Late to this party, so sorry if I’m a few pages behind in the discussion.
Prudent’s remarks were quite unvarnished and, by her own admission, she doesn’t have a productive solution to the current set of problems she outlines.
Where I think folks in this thread started to go wrong (at least on page one) was to suggest that giving ammies “who only have enough money to show at 2’6” was “elitist.” Look, calling someone elitist is quite an accusation in the purportedly class-free U S of A. We don’t take kindly to people who say you are born with it or you are SOL and that’s the way it goes.
But! There are lots of things about horsing that are really NOT elitist at all.
Jumping bigger than 2’6" is, quite frankly, one of them. Doing that takes some instruction, some practice, mental toughness and, maybe, some physical toughness.
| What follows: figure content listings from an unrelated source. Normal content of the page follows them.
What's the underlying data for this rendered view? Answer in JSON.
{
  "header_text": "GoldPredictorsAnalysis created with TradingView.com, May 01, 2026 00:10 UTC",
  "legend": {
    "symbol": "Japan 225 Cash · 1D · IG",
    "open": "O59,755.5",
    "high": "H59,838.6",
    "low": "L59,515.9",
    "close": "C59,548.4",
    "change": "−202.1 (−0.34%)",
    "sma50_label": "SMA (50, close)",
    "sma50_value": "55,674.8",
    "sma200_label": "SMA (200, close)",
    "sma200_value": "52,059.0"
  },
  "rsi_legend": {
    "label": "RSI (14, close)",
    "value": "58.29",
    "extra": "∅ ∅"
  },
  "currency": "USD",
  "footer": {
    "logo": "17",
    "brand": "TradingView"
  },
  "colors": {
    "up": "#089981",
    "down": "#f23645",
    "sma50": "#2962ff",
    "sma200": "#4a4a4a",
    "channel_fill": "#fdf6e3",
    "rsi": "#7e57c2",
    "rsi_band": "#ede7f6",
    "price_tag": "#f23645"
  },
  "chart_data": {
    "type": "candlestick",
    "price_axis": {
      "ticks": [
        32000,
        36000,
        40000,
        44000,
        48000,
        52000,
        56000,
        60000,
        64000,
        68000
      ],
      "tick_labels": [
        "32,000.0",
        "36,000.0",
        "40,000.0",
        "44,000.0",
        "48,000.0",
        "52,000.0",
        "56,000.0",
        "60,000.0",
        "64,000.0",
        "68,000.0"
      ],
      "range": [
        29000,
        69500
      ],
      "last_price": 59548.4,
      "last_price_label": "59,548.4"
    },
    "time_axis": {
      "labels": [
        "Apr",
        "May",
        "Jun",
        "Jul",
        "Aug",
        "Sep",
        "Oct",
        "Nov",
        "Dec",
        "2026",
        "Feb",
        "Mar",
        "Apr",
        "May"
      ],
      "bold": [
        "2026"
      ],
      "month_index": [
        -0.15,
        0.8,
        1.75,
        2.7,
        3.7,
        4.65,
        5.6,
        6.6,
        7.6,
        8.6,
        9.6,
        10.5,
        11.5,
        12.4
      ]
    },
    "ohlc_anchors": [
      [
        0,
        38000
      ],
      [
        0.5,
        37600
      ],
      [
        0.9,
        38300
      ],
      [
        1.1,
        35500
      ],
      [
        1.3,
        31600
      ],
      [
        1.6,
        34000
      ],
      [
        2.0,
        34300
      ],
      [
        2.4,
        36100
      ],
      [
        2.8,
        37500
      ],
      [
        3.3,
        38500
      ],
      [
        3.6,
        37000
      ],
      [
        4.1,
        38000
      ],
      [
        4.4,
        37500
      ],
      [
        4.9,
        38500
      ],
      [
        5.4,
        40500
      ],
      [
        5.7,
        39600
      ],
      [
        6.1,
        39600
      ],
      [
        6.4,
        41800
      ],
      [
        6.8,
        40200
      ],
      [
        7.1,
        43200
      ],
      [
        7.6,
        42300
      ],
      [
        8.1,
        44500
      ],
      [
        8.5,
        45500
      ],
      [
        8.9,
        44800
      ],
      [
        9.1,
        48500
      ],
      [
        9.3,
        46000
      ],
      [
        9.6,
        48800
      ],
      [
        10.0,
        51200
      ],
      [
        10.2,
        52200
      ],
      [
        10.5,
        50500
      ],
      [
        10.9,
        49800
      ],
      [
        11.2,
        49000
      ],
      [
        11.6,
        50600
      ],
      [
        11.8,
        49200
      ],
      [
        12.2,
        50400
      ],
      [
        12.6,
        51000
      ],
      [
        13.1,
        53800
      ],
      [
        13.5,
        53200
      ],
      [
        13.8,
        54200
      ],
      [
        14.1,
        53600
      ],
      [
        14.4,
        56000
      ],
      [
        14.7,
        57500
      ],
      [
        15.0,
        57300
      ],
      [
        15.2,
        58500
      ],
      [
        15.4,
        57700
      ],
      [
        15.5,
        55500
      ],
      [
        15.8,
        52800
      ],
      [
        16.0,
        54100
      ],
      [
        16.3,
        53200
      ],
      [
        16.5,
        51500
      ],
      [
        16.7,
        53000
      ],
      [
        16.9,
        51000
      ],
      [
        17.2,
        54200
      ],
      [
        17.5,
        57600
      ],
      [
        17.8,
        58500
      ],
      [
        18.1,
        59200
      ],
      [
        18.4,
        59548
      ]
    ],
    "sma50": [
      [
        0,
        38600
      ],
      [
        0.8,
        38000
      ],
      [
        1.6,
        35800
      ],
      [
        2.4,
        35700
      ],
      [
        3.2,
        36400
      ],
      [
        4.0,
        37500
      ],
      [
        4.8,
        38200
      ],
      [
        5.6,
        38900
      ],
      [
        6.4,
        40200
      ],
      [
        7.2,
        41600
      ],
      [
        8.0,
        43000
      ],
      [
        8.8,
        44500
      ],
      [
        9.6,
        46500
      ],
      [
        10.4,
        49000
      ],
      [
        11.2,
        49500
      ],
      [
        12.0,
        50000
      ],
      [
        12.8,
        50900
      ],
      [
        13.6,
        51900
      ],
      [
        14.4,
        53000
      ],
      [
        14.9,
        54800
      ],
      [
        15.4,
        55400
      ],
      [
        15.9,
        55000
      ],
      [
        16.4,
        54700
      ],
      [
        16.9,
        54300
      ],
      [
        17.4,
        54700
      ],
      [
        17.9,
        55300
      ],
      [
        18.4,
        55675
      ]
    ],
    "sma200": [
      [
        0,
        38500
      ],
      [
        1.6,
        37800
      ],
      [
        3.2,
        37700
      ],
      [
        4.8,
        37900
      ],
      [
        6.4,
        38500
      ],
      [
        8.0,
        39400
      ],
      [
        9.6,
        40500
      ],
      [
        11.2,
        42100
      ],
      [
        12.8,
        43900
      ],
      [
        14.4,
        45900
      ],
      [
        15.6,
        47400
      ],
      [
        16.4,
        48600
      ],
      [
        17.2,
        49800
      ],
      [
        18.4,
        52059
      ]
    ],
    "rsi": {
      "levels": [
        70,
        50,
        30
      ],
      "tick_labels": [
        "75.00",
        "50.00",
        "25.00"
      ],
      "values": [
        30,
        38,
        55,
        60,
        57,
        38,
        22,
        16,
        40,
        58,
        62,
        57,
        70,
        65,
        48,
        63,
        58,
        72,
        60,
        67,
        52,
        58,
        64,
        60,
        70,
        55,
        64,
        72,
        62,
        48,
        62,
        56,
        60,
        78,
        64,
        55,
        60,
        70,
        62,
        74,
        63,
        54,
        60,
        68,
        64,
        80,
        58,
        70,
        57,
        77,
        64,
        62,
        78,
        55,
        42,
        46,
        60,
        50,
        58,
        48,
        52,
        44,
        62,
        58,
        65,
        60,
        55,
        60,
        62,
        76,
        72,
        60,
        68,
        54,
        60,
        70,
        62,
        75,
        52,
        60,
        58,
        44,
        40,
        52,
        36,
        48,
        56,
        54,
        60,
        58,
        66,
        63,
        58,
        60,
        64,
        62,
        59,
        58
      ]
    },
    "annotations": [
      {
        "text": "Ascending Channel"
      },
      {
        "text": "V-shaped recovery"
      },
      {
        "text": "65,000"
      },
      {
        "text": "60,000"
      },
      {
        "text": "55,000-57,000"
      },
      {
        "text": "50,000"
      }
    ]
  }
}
But riding is a sport– it involves risk and skill. If you don’t like those aspects of riding horses, it seems to me that you don’t really want to participate in the actual sport.
And, as Prudent points out, you used to not be able to got to a horse show at all until you jumped 3’6". By the time I was a kid, that height was 3’ at the rated shows. You could jump lower (but also lots higher) at schooling shows back then. So if you wanted to show, you had to learn to ride well enough to navigate a course of one of these sizes.
I agree that the standards of performance (particularly in the hunter ring) and the cost of the rare horse who can do the job of the A/O hunter or Regular Working Hunter competitively is cost-prohibitive for all but the 1%. I will be less bothered if y’all call this state of affairs “elitist.”
But if you don’t need to jump that 4’ course in Wellington or at Devon, I promise you, you can still learn to ride that well. Buck the “elitist” system and learn to ride well and care for horses well, rich or poor. You can still do that in America.